Enrique Vila-Matas nous emmène de nouveau dans les pérégrinations d’un écrivain situé « entre la réalité et la fiction » imbriquées, plus ou moins son double qui rencontre, lit, commente, invente ou réinvente d’autres écrivains. C’est derechef le dialogue à la fois subtil et goguenard entre initiés, pour peu que le lecteur ait couru un minimum d’auteurs (Walser, Montaigne, Gracq, Gide, Roth ‒ Joseph ‒, Blanchot, Sebald, Sterne, Borges, Barthes, Cravan, Beckett, Artaud, Kértesz, Salinger, Pynchon, Christie, Atxaga, bref les habituels ‒ et ceux-là uniquement dans la première partie, soit 80 pages sur 480). Cette fois le propos tourne autour de la Disparition, de l’Absence, du renoncement au monde pour se terrer dans les « régions inférieures » avec les « zéros tout ronds ». Le narrateur, qui ne s’intéresse « pas à la réalité, mais à la vérité », s'identifie à plusieurs auteurs ayant vécu à l’écart de la société, et le principal pivot de l’ouvrage est Robert Walser, son « héros moral » retiré dans un asile suisse (aussi Thomas Pynchon et Emmanuel Bove [dont c'est la photo en couverture] dans une moindre mesure).

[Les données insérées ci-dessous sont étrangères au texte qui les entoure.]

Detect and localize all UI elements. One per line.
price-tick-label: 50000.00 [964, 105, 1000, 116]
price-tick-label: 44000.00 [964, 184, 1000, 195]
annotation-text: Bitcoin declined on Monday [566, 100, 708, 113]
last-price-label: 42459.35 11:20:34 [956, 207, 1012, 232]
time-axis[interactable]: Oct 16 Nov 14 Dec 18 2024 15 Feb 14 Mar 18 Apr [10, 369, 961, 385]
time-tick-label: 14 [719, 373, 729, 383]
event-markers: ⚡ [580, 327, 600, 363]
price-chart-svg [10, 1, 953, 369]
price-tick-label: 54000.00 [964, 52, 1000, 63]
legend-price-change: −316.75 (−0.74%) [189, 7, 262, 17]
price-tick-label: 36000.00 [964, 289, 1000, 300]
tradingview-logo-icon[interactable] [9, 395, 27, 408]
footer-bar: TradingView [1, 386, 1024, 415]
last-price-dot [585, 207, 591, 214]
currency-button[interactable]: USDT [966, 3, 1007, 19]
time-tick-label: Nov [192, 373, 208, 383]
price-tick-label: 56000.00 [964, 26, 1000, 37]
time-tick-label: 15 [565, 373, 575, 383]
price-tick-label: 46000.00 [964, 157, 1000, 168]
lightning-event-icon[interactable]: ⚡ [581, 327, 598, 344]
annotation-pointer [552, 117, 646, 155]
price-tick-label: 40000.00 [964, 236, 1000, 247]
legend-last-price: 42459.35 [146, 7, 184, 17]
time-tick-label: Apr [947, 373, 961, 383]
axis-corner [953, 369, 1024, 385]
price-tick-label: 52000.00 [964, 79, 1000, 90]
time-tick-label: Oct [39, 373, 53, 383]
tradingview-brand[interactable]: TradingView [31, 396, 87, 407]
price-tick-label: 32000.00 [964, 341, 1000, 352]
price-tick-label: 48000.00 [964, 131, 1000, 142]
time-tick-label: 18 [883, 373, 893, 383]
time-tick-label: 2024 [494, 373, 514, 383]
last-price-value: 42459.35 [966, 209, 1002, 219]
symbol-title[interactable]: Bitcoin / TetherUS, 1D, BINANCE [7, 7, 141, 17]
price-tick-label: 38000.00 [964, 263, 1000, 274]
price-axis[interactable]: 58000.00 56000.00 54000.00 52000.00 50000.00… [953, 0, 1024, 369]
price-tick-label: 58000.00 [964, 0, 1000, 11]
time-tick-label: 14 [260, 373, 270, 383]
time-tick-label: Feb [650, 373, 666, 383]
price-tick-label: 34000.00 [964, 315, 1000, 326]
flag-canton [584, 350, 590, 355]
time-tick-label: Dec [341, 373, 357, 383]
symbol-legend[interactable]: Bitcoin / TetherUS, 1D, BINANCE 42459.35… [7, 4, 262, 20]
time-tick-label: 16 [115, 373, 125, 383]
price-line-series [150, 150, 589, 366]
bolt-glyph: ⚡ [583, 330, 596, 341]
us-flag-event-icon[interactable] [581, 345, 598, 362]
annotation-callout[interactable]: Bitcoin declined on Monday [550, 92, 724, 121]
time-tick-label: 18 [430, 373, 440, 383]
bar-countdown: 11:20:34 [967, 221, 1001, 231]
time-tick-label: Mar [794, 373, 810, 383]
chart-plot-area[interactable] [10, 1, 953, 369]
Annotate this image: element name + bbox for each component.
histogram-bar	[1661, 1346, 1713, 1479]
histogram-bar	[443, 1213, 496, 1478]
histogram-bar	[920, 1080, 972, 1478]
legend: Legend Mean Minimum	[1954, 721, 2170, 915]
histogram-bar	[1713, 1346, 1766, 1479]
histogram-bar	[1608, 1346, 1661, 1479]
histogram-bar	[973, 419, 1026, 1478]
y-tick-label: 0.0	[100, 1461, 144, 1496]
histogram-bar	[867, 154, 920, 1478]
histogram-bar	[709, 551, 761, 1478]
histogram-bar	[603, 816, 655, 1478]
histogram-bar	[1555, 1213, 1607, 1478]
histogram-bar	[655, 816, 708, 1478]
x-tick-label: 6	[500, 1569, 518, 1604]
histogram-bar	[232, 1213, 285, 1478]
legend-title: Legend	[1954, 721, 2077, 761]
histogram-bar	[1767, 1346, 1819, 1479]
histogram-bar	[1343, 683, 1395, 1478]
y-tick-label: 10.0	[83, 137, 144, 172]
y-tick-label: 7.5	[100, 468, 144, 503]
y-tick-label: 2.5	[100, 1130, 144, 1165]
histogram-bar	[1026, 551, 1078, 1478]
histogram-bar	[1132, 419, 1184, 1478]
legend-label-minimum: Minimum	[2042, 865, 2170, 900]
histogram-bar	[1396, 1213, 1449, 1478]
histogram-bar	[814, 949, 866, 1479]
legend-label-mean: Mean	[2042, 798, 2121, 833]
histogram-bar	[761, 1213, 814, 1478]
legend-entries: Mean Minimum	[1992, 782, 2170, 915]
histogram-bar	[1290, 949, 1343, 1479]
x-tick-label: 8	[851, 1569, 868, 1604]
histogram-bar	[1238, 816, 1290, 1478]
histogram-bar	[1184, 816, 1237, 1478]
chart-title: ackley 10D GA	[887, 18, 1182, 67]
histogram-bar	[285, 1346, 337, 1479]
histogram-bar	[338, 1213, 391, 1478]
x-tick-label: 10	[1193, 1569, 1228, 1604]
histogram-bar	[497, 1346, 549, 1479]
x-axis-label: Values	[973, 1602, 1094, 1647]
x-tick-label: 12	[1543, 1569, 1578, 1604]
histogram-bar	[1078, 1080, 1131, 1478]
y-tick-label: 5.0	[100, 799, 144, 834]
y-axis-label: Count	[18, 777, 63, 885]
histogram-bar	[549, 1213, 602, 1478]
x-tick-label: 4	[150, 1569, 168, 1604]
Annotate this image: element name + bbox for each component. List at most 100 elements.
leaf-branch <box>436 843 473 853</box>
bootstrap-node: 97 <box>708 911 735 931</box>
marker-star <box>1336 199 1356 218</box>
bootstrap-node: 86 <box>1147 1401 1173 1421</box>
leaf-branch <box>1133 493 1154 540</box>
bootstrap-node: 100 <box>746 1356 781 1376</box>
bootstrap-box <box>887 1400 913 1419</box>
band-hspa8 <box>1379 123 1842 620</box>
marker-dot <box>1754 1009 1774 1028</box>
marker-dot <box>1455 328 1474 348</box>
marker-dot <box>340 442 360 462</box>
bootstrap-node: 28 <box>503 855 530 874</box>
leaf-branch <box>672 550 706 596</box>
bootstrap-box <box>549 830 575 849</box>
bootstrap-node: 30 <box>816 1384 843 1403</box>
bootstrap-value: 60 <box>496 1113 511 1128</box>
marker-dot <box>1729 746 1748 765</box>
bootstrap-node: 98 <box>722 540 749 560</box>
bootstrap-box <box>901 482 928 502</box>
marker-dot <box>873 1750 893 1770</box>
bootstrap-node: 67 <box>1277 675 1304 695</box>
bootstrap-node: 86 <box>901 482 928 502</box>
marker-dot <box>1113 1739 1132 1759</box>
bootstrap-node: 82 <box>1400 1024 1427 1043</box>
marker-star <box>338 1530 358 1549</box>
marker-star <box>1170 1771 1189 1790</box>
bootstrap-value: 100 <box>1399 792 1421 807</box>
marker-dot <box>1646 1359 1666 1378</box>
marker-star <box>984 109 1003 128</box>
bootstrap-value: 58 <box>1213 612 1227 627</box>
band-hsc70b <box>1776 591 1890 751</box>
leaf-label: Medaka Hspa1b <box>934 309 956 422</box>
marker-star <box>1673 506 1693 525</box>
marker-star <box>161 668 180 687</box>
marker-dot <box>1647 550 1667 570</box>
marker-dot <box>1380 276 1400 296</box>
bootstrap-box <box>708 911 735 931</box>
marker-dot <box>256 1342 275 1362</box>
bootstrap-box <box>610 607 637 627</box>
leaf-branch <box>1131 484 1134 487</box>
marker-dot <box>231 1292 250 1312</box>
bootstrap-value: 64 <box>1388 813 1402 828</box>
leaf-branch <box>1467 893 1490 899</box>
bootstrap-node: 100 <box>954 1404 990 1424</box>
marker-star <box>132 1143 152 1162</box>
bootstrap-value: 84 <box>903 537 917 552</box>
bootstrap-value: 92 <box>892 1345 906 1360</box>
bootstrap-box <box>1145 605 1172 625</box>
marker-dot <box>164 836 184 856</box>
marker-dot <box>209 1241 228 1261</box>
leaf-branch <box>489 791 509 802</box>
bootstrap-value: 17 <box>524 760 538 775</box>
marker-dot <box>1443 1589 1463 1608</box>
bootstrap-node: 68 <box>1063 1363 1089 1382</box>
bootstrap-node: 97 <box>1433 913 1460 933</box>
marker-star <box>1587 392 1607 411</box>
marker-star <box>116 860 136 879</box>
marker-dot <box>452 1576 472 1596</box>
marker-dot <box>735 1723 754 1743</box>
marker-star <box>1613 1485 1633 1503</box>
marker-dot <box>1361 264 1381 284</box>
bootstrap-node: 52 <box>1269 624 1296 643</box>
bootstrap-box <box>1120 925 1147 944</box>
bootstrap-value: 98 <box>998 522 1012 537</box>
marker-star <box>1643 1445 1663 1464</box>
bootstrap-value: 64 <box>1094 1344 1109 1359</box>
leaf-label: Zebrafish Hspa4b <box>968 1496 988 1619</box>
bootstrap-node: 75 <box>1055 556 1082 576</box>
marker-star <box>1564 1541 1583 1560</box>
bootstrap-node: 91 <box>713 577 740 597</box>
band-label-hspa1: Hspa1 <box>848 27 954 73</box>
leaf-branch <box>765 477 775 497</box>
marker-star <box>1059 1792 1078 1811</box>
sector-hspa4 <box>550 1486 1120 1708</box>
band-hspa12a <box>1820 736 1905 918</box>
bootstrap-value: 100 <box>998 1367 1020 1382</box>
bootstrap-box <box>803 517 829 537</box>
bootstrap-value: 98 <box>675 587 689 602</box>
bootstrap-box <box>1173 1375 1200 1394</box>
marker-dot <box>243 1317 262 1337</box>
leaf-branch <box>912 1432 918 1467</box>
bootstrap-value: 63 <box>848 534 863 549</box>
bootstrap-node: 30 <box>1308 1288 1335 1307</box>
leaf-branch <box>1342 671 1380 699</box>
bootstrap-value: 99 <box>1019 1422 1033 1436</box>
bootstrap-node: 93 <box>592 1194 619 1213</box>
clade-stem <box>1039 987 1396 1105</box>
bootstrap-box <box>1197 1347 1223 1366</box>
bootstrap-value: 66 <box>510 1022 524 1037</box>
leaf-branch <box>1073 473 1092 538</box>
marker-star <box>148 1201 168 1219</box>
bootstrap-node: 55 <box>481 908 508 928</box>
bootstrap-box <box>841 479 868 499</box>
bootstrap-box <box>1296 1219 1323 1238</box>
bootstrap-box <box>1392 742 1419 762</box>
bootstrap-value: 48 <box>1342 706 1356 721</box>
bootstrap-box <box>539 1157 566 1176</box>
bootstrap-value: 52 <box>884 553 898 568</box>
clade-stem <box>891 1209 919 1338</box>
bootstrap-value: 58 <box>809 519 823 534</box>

« Une heure plus tard, entrant dans ma chambre d’hôtel, je me suis regardé dans la glace et, horrifié, j’ai vu Pynchon et j’ai dû immédiatement détourner mon regard. […]  Il était absurde de voir Pynchon si je ne savais même pas comment il était. Toutefois, une chose au moins était sûre, j’étais devenu l’un des visages du fuyant Pynchon. »
Un autre des topos de Vila-Matas, celui de l’abîme « au bout du monde », constitue un des centres (ou pôles ou foyers ‒ il parle à un moment d’« axe ») des figures digressives tracées dans son coutumier embrouillamini de coïncidences peu ou prou significatives. Une fois encore, nous sommes entraînés dans le laboratoire où, à base de fantaisie et d’imagination, l’auteur crée une fiction qui interfère avec la réalité ; nous pouvons observer comme il construit plus ou moins difficultueusement sa biographie passée, par fulgurations inspirées mais précaires dans les vastes remous obsessionnels de ses ressassements et variations délirantes.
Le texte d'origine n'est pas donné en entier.